Un papelón

En Mendoza, River fue un regalo en defensa y no produjo nada en ataque. Boca lo aprovechó y le ganó 5-0. Fueron expulsados Mayada, Carlos Sánchez y Teófilo Gutiérrez.

Preocupante. Alarmante. Pobre. A River le caben todos los adjetivos luego de la caída contra Boca. Lejos estuvo de tomarse desquite de lo que pasó hace una semana en Mar del Plata. En Mendoza jugó mucho peor. Fue un regalo en defensa y no produjo casi nada en ataque.

River empezó mejor en la tierra del buen vino. Salió a apretar y llevó peligro con dos remates desde afuera de sus centrales, Maidana y Funes Mori, que Sara mandó al córner. Era toda una señal. Sus hombres más defensivos iban a pararse arriba para tratar de ser un equipo corto, con el fin de presionar en campo rival y llegar rápido al arco. A la larga, esa postura aparentemente audaz, iba a terminar siendo el anzuelo perfecto para un Boca que embocó todo en el primer tiempo, cuando consiguió una ventaja definitiva.

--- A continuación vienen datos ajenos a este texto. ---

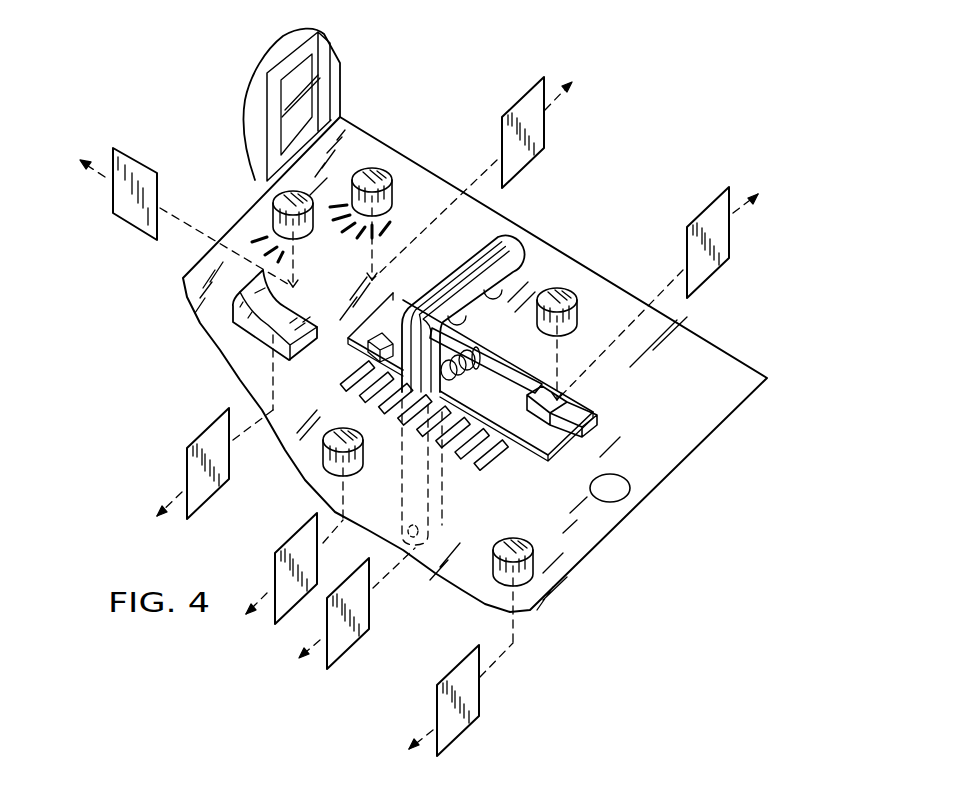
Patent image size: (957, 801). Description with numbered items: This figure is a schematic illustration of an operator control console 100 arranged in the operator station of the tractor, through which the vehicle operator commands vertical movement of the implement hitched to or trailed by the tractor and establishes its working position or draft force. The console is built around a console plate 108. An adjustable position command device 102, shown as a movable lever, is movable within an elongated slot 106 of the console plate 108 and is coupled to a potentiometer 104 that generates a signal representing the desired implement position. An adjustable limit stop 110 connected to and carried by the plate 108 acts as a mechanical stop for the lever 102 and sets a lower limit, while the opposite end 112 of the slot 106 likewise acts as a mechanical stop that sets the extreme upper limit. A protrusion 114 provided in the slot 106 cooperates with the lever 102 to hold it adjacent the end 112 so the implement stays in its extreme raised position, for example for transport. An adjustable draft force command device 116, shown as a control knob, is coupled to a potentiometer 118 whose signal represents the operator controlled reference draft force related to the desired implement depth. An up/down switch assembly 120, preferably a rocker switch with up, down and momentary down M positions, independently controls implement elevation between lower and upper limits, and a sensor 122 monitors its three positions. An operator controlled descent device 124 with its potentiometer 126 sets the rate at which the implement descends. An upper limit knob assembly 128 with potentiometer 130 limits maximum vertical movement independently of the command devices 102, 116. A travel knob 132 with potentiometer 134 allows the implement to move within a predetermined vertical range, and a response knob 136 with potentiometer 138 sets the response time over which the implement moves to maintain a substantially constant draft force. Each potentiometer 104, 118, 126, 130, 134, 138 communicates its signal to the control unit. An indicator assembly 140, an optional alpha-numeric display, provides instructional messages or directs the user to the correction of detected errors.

Porque River no achicó con eficacia y jamás apretó al lanzador. En velocidad, los jugadores de Arruabarrena se terminaron devorando a los de Gallardo. Esas fueron las claves que dictaron el pulso del partido.

El 1-0 lo marcó, como en la Feliz, Jonathan Cristaldo. Todo nació de un pase hacia atrás de Funes Mori a Maidana, que tuvo una leve patinada. El volante Xeneize se lo comió en velocidad al 2 Millonario y le rompió el arco a Barovero. Tras ese golpe, River jamás pudo reponerse.

Regalado, marcó mal tras un corner a favor y se olvidó de marcar en la vuelta. Chávez recibió y la cruzó muy bien para la entrada franca de Palacios, que cruzó el cuerpo y el remate para ponerla contra un palo ante la salida de Barovero. 0-2.

Pero había más. River seguía de oferta. Ahora fue Chávez el que apareció solo por izquierda luego de un gran pase al vacío y con Mercado mirando desde atrás. 0-3.

¿Cuánto mérito de Boca hubo? ¿O acaso los errores de River fueron más evidentes para facilitarle la goleada parcial parcial de su eterno rival? ¿Qué quedó de aquella defensa que era de Selección?

Es prematuro para realizar sentencias luego de seis partidos de verano, pero River perdió chispa, frescura y movilidad. Marca mal. Ni siquiera, por lo menos en los clásicos, lo salvó la pelota parada, un arma letal. Tampoco surgió el carácter que se le conoció al cuadro de Gallardo cuando pasaba por apremios. Porque en el semestre pasado, aún cuando era superado, este River daba un plus emocional.

En el arranque del segundo tiempo, Gallardo metió muñeca. Sacó a Maidana, Vangioni y Mora, adentro Pezzella, Alvarez Balanta y Sánchez. Todo un gesto, toda una señal de desaprobación por parte del entrenador.

River no pudo hacer demasiado para descontar. En el complemento no hubo partido. Encima a los 11 minutos se quedó con nueve jugadores por la expulsión de Carlos Sánchez (ya había sido echado Mayada). Y a los 27, Teo Gutiérrez se fue de mambo y le pegó desde atrás a Gago. Con ocho hombres era casi imposible hacer algo. Y Boca, que jugaba al tranco, metió el 4-0 por Calleri luego de una buena maniobra colectiva. Y Bentancur puso el 5-0.

Ahora viene la Recopa Sudamericana, que importa mucho más. El viernes arranca la serie con San Lorenzo. River, hay que decirlo con honestidad, no está bien. Lo que pasó en Mendoza. Y eso es preocupante.